“I used to hate history in school. It was so boring memorizing all those dates.” I used to hear this all the time at the library from new genealogists, who suddenly were discovering the joys of history as they learned about their ancestors.
So if you slept through the football coach’s terrible American history classes in high school or even if you’re just a little fuzzy on some of the historical events that your ancestors participated in, then the Khan Academy is for you.
In 2006, Salman Khan started a free online education platform and not-for-profit organization whose goal is to provide "a world-class education to anyone, anywhere.”
Posting short videos posted to a YouTube channel and a Web site (http://www.khanacademy.org), Khan’s virtual school started with science and mathematics and has expanded to economics and history. Access to all of the videos in the virtual school, including user-paced practice exercises, is free.

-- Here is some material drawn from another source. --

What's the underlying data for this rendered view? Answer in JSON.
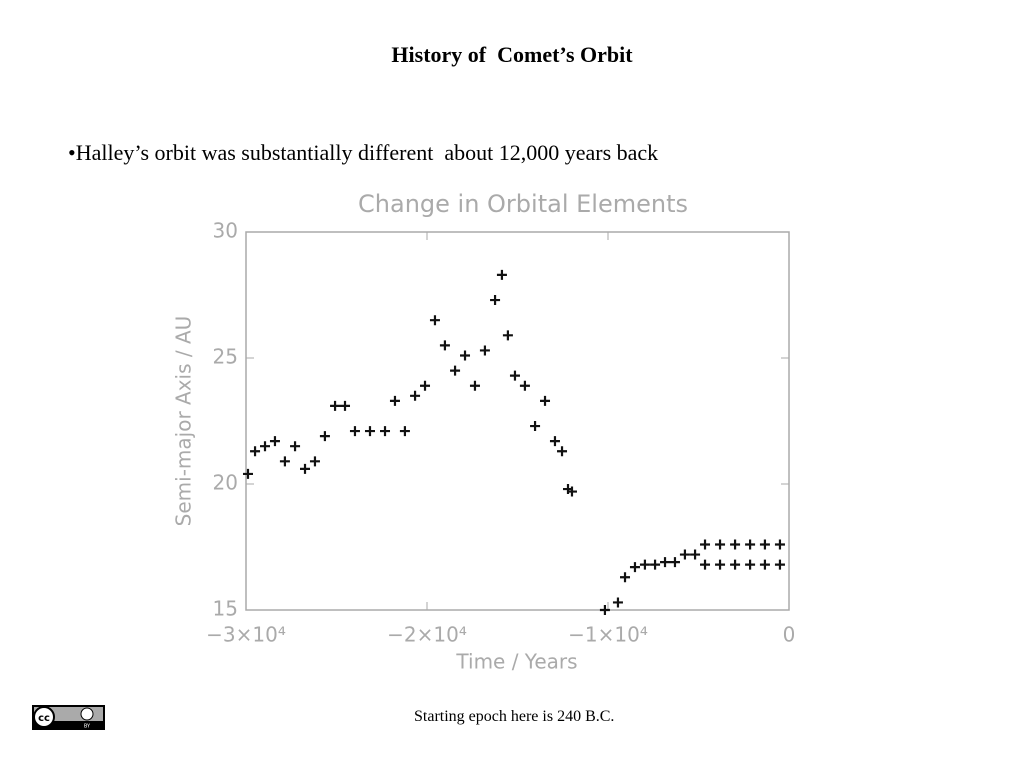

Here’s a list of the current history titles, with more on the way:
- US History Overview 1: Jamestown to the Civil War
- US History Overview 2 - Reconstruction to the Great Depression
- US History Overview 3 - WWII to Vietnam
- Korean War Overview
- Bay of Pigs Invasion
- Cuban Missile Crisis
- Vietnam War
- Pattern of US Cold War Interventions
- Allende and Pinochet in Chile
- When Capitalism is Great and Not-so-great
- 20th Century Capitalism and Regulation in the United States
- French Revolution (Part 1)
- French Revolution (Part 2)
- French Revolution (Part 3) - Reign of Terror
- French Revolution (Part 4) - The Rise of Napoleon Bonaparte
- Haitian Revolution (Part 1)
- Haitian Revolution (Part 2)
- Napoleon and the Wars of the First and Second Coalitions
- Napoleon and the War of the Third Coalition
- Napoleon and the War of the Fourth Coalition
- Napoleon's Peninsular Campaigns
- French Invasion of Russia
- Napoleon Forced to Abdicate
The Khan Academy has more than 2,300 microlectures available that have been viewed nearly 58 million times. Google awarded Salman Khan $2 million to produce more free video lectures. I can’t imagine a better use of funds. Try the Khan Academy – I think you’ll like Khan’s accessible and informative style.